To be able to plot a graph, we need to embed its nodes in a 2D or 3D space. While most included graph models define these coordinates, the graph we just created do not. We only passed a weight matrix after all. Let’s set some coordinates with pygsp.graphs.Graph.set_coordinates() and plot our graph.

>>> G.set_coordinates('ring2D')
>>> fig, ax = G.plot()

While we created our first graph ourselves, many standard models of graphs are implemented as subclasses of the Graph class and can be easily instantiated. Check the pygsp.graphs module to get a list of them and learn more about the Graph object.

Fourier basis

As in classical signal processing, the Fourier transform plays a central role in graph signal processing. Getting the Fourier basis is however computationally intensive as it needs to fully diagonalize the Laplacian. While it can be used to filter signals on graphs, a better alternative is to use one of the fast approximations (see pygsp.filters.Filter.filter()). Let’s compute it nonetheless to visualize the eigenvectors of the Laplacian. Analogous to classical Fourier analysis, they look like sinuses on the graph. Let’s plot the second and third eigenvectors (the first is constant). Those are graph signals, i.e. functions \(s: \mathcal{V} \rightarrow \mathbb{R}^d\) which assign a set of values (a vector in \(\mathbb{R}^d\)) at every node \(v \in \mathcal{V}\) of the graph.

>>> G = graphs.Logo()
>>> G.compute_fourier_basis()
>>>
>>> fig, axes = plt.subplots(1, 2, figsize=(10, 3))
>>> for i, ax in enumerate(axes):
...     _ = G.plot(G.U[:, i+1], vertex_size=30, ax=ax)
...     _ = ax.set_title('Eigenvector {}'.format(i+2))
...     ax.set_axis_off()
>>> fig.tight_layout()

The parallel with classical signal processing is best seen on a ring graph, where the graph Fourier basis is equivalent to the classical Fourier basis. The following plot shows some eigenvectors drawn on a 1D and 2D embedding of the ring graph. While the signals are easier to interpret on a 1D plot, the 2D plot best represents the graph.

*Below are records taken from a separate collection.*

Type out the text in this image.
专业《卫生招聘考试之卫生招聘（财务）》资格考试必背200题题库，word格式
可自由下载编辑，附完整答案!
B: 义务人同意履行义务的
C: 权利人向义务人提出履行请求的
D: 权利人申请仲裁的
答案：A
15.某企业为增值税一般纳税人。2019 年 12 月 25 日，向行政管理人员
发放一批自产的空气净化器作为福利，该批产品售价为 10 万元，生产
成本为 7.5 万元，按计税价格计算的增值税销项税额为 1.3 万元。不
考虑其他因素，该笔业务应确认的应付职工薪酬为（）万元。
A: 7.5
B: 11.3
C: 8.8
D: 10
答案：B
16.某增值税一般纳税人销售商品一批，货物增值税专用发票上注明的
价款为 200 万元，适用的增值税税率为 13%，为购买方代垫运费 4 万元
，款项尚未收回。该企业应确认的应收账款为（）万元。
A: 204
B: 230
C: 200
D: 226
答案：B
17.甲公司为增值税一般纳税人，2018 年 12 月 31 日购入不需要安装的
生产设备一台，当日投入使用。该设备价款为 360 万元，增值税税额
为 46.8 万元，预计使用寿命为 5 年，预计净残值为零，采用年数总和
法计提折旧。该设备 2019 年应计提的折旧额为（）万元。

>>> G2 = graphs.Ring(N=50)
>>> G2.compute_fourier_basis()
>>> fig, axes = plt.subplots(1, 2, figsize=(10, 4))
>>> _ = G2.plot(G2.U[:, 4], ax=axes[0])
>>> G2.set_coordinates('line1D')
>>> _ = G2.plot(G2.U[:, 1:4], ax=axes[1])
>>> fig.tight_layout()

Filters

To filter signals on graphs, we need to define filters. They are represented in the toolbox by the pygsp.filters.Filter class. Filters are usually defined in the spectral domain. Given the transfer function

\[g(x) = \frac{1}{1 + \tau x},\]

let’s define and plot that low-pass filter:

>>> tau = 1
>>> def g(x):
...     return 1. / (1. + tau * x)
>>> g = filters.Filter(G, g)
>>>
>>> fig, ax = g.plot(eigenvalues=True, title='Filter frequency response')

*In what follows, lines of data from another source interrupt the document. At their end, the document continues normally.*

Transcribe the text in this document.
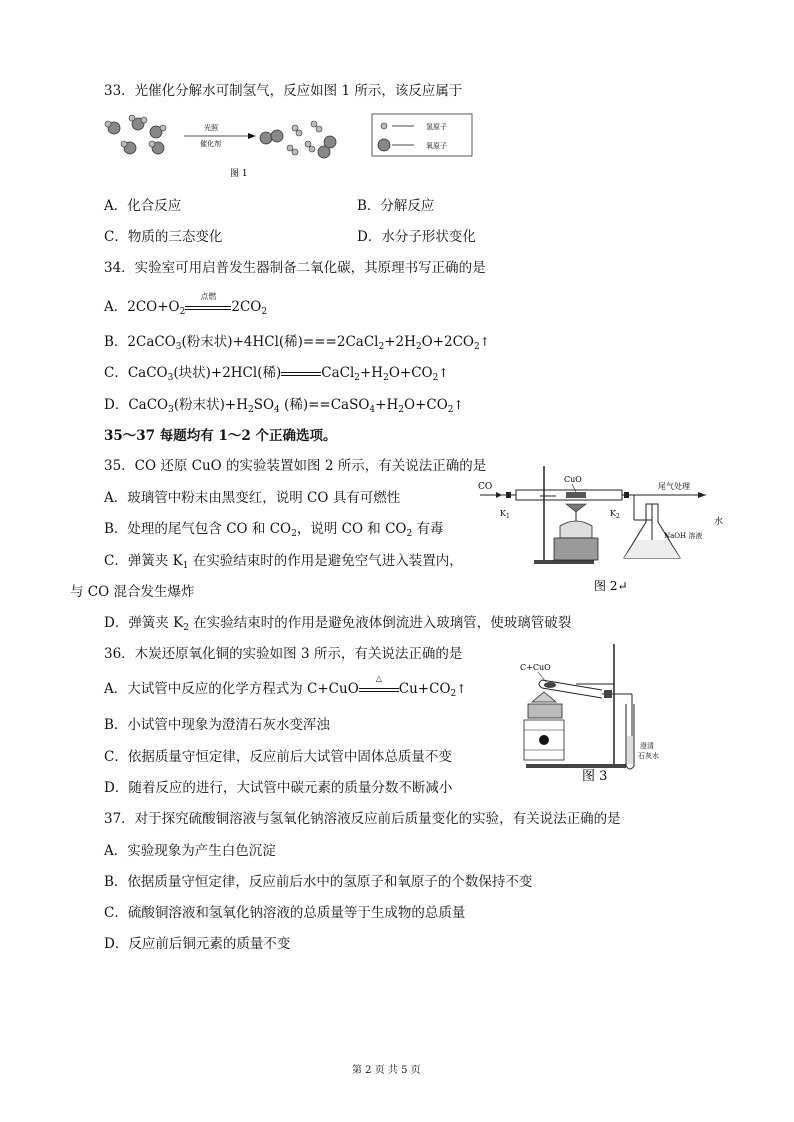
33．光催化分解水可制氢气，反应如图 1 所示，该反应属于
光照
催化剂
氢原子
氧原子
图 1
A．化合反应	B．分解反应
C．物质的三态变化	D．水分子形状变化
34．实验室可用启普发生器制备二氧化碳，其原理书写正确的是
A．$2CO+O_2$
点燃
$2CO_2$
B．2CaCO$_3$(粉末状)+4HCl(稀)$===2CaCl_2+2H_2O+2CO_2↑$
C．CaCO$_3$(块状)+2HCl(稀)	$CaCl_2+H_2O+CO_2↑$
D．CaCO$_3$(粉末状)$+H_2SO_4$ (稀)$==CaSO_4+H_2O+CO_2↑$
35～37 每题均有 1～2 个正确选项。
35．CO 还原 CuO 的实验装置如图 2 所示，有关说法正确的是
A．玻璃管中粉末由黑变红，说明 CO 具有可燃性
B．处理的尾气包含 CO 和 $CO_2$，说明 CO 和 $CO_2$ 有毒
C．弹簧夹 $K_1$ 在实验结束时的作用是避免空气进入装置内，
与 CO 混合发生爆炸
D．弹簧夹 $K_2$ 在实验结束时的作用是避免液体倒流进入玻璃管，使玻璃管破裂
CO
$K_1$
CuO
尾气处理
$K_2$
NaOH 溶液
水
图 2↵
36．木炭还原氧化铜的实验如图 3 所示，有关说法正确的是
A．大试管中反应的化学方程式为 C+CuO
△
$Cu+CO_2↑$
B．小试管中现象为澄清石灰水变浑浊
C．依据质量守恒定律，反应前后大试管中固体总质量不变
D．随着反应的进行，大试管中碳元素的质量分数不断减小
C+CuO
澄清
石灰水
图 3
37．对于探究硫酸铜溶液与氢氧化钠溶液反应前后质量变化的实验，有关说法正确的是
A．实验现象为产生白色沉淀
B．依据质量守恒定律，反应前后水中的氢原子和氧原子的个数保持不变
C．硫酸铜溶液和氢氧化钠溶液的总质量等于生成物的总质量
D．反应前后铜元素的质量不变
第 2 页 共 5 页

The filter is plotted along all the spectrum of the graph. The black crosses are the eigenvalues of the Laplacian. They are the points where the continuous filter will be evaluated to create a discrete filter.

Note

You can put multiple functions in a list to define a filter bank!

Note

The pygsp.filters module implements various standard filters.

Let’s create a graph signal and add some random noise.

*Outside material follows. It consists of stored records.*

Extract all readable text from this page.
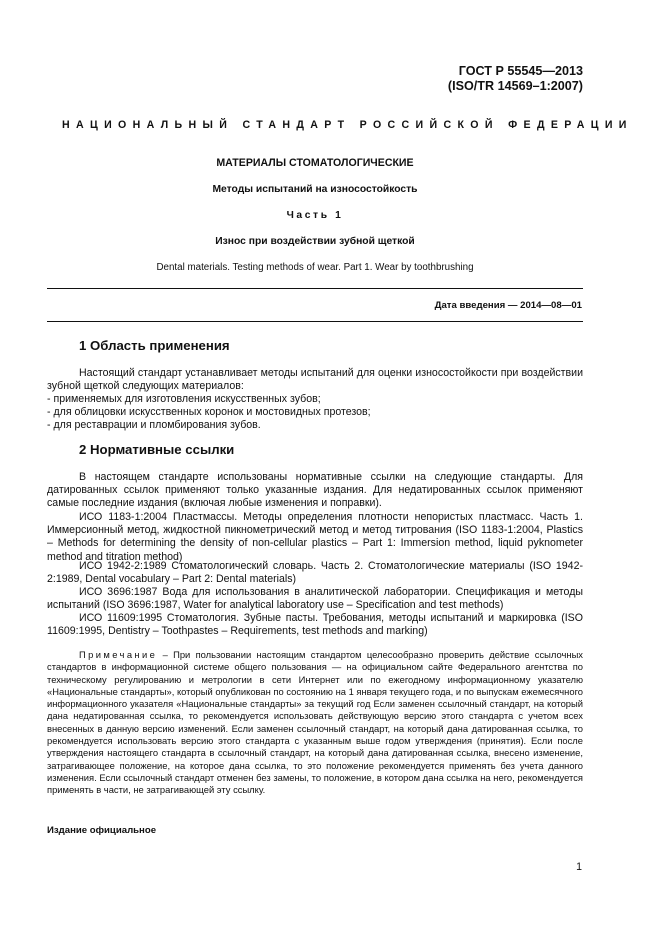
ГОСТ Р 55545—2013
(ISO/TR 14569–1:2007)
НАЦИОНАЛЬНЫЙ СТАНДАРТ РОССИЙСКОЙ ФЕДЕРАЦИИ
МАТЕРИАЛЫ СТОМАТОЛОГИЧЕСКИЕ
Методы испытаний на износостойкость
Часть 1
Износ при воздействии зубной щеткой
Dental materials. Testing methods of wear. Part 1. Wear by toothbrushing
Дата введения — 2014—08—01
1 Область применения

Настоящий стандарт устанавливает методы испытаний для оценки износостойкости при воздействии зубной щеткой следующих материалов:

- применяемых для изготовления искусственных зубов;

- для облицовки искусственных коронок и мостовидных протезов;

- для реставрации и пломбирования зубов.

2 Нормативные ссылки

В настоящем стандарте использованы нормативные ссылки на следующие стандарты. Для датированных ссылок применяют только указанные издания. Для недатированных ссылок применяют самые последние издания (включая любые изменения и поправки).

ИСО 1183-1:2004 Пластмассы. Методы определения плотности непористых пластмасс. Часть 1. Иммерсионный метод, жидкостной пикнометрический метод и метод титрования (ISO 1183-1:2004, Plastics – Methods for determining the density of non-cellular plastics – Part 1: Immersion method, liquid pyknometer method and titration method)

ИСО 1942-2:1989 Стоматологический словарь. Часть 2. Стоматологические материалы (ISO 1942-2:1989, Dental vocabulary – Part 2: Dental materials)

ИСО 3696:1987 Вода для использования в аналитической лаборатории. Спецификация и методы испытаний (ISO 3696:1987, Water for analytical laboratory use – Specification and test methods)

ИСО 11609:1995 Стоматология. Зубные пасты. Требования, методы испытаний и маркировка (ISO 11609:1995, Dentistry – Toothpastes – Requirements, test methods and marking)

Примечание – При пользовании настоящим стандартом целесообразно проверить действие ссылочных стандартов в информационной системе общего пользования — на официальном сайте Федерального агентства по техническому регулированию и метрологии в сети Интернет или по ежегодному информационному указателю «Национальные стандарты», который опубликован по состоянию на 1 января текущего года, и по выпускам ежемесячного информационного указателя «Национальные стандарты» за текущий год Если заменен ссылочный стандарт, на который дана недатированная ссылка, то рекомендуется использовать действующую версию этого стандарта с учетом всех внесенных в данную версию изменений. Если заменен ссылочный стандарт, на который дана датированная ссылка, то рекомендуется использовать версию этого стандарта с указанным выше годом утверждения (принятия). Если после утверждения настоящего стандарта в ссылочный стандарт, на который дана датированная ссылка, внесено изменение, затрагивающее положение, на которое дана ссылка, то это положение рекомендуется применять без учета данного изменения. Если ссылочный стандарт отменен без замены, то положение, в котором дана ссылка на него, рекомендуется применять в части, не затрагивающей эту ссылку.

Издание официальное
1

>>> # Graph signal: each letter gets a different value + additive noise.
>>> s = np.zeros(G.N)
>>> s[G.info['idx_g']] = -1
>>> s[G.info['idx_s']] = 0
>>> s[G.info['idx_p']] = 1
>>> s += rng.uniform(-0.5, 0.5, size=G.N)

We can now try to denoise that signal by filtering it with the above defined low-pass filter.

>>> s2 = g.filter(s)
>>>
>>> fig, axes = plt.subplots(1, 2, figsize=(10, 3))
>>> _ = G.plot(s, vertex_size=30, title='noisy', ax=axes[0])
>>> axes[0].set_axis_off()
>>> _ = G.plot(s2, vertex_size=30, title='cleaned', ax=axes[1])
>>> axes[1].set_axis_off()
>>> fig.tight_layout()

While the noise is largely removed thanks to the filter, some energy is diffused between the letters. This is the typical behavior of a low-pass filter.

So here are the basics for the PyGSP. Please check the other tutorials and the reference guide for more. Enjoy!

Note

Please see the review article The Emerging Field of Signal Processing on Graphs: Extending High-Dimensional Data Analysis to Networks and Other Irregular Domains for an overview of the methods this package leverages.